The apostles and those who had become believers through their word initially led a beautiful life together. They were all of one heart and one soul. Indeed, they led a communal household under the supervision of the apostles and gave their daily food especially to the abandoned and unfortunate widows. But when the crowd became too large and disorderly, they chose, on the advice of the apostles, seven blameless and pious men to preside over the business. One of them was called Stephen.

Stephen was, apart from his piety, a handsome man, but at the same time a talkative and irritable one. It was easy to see that he was still a novice and not an apostle. His irritability led to his death. He was brought before the council because of his teaching. False witnesses came against him and accused him of saying that Jesus of Nazareth would destroy the temple and change the laws given by Moses. These wretched people did not even know how to come up with something new. They brought up the same accusation that Jesus had been accused of.

All who sat in the council looked at Stephanum; he stood among them like an angel. But when the high priest asked him, ‘Is it so?’ he began to speak, and in his address he first called them dear brothers and fathers, and reminded them of the good things God had done for his people from the time of Abraham until he came to David and Solomon, who built the Lord's beautiful temple. But when he mentioned the temple and now thought again of the accusation for which he had been accused, and when he was already heated in his speech, he lost the composure of his pious mind so much that he began to scold them. No apostle did that. He called them stiff-necked and uncircumcised, which was a great insult in those days, and accused them of saying that their fathers had killed the prophets and they themselves were no better.

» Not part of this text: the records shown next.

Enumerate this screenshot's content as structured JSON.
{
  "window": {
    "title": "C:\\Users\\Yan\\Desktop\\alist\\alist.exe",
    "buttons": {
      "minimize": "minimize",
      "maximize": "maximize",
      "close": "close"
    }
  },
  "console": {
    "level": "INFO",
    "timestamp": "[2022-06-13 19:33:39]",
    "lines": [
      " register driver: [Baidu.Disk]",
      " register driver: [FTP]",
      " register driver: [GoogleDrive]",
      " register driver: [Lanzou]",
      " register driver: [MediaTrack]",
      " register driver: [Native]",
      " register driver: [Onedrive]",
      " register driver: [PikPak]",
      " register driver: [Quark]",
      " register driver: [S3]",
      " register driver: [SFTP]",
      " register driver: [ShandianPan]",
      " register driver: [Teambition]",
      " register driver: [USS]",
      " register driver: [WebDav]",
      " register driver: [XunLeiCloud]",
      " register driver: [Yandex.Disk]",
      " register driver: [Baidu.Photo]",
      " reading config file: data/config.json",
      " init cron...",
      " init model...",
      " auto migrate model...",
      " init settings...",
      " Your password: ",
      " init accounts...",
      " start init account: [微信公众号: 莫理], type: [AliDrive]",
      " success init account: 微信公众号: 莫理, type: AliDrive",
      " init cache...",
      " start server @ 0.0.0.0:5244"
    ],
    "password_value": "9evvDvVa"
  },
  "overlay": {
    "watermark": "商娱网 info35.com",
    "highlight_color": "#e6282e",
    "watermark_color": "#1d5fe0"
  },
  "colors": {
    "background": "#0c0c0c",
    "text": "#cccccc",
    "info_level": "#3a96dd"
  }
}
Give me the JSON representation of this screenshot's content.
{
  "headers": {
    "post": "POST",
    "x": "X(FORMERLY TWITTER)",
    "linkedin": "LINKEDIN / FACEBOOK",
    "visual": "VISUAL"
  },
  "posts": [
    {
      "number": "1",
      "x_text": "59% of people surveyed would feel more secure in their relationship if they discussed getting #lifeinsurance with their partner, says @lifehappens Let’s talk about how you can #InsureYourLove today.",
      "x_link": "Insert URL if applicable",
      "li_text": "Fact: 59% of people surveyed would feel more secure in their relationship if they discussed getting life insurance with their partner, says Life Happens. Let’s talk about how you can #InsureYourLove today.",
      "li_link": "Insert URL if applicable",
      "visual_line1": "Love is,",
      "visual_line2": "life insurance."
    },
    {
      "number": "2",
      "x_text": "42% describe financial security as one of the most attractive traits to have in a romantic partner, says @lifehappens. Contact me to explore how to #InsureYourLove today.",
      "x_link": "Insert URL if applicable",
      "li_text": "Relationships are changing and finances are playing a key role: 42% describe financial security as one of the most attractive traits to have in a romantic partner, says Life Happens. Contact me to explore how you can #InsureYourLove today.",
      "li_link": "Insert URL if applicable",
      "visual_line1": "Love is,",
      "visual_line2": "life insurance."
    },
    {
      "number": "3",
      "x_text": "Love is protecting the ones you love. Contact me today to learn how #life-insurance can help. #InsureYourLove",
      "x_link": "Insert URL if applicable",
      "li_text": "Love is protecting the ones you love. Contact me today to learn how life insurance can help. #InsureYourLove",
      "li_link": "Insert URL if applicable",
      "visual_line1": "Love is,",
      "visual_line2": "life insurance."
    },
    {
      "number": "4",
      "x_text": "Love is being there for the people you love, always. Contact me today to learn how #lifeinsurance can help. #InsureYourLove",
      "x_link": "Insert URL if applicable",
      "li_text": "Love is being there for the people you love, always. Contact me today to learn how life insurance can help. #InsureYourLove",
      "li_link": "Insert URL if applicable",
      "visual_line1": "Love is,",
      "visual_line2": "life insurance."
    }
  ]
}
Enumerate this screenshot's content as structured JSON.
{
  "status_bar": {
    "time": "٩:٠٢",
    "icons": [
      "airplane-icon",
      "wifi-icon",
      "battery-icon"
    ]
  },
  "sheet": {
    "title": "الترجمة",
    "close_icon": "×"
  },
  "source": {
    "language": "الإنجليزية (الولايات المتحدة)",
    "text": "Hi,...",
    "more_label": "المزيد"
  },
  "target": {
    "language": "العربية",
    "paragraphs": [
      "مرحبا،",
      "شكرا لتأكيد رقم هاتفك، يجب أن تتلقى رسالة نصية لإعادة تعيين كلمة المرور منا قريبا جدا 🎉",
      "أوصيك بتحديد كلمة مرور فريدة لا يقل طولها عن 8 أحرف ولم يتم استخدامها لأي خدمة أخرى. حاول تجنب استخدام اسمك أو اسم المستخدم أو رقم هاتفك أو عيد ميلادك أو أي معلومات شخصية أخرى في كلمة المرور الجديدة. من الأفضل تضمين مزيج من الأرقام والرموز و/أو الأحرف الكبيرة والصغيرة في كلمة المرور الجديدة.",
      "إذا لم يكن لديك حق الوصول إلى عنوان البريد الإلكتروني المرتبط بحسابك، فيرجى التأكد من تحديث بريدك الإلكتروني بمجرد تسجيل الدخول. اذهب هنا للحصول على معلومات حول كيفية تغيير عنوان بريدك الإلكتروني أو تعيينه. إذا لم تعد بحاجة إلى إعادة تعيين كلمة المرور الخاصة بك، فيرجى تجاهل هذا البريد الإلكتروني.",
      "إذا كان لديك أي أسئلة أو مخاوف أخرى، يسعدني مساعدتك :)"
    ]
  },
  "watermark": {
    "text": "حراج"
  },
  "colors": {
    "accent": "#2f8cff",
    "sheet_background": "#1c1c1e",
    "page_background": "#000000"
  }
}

No one likes to be scolded by his fathers, nor by himself. They gnashed their teeth in anger at these words, and when he finally said, ‘I see heaven open and the Son of Man standing at the right hand of God,’ they tore him out of the city without justice or judgement and stoned him to death. But when he felt that he was about to die, he cried out: ‘Lord Jesus, receive my spirit!’ Indeed, he prayed for his murderers and their comrades, that God would not keep this sin from them. The pious Stephen died such a death, and a young Pharisee named Saul stood by as they stoned him to death and took special pleasure in his death. The young Pharisee is the one whom God chose to be the twelfth among the disciples, and no one at that time recognised him for it. God did not keep this sin from him.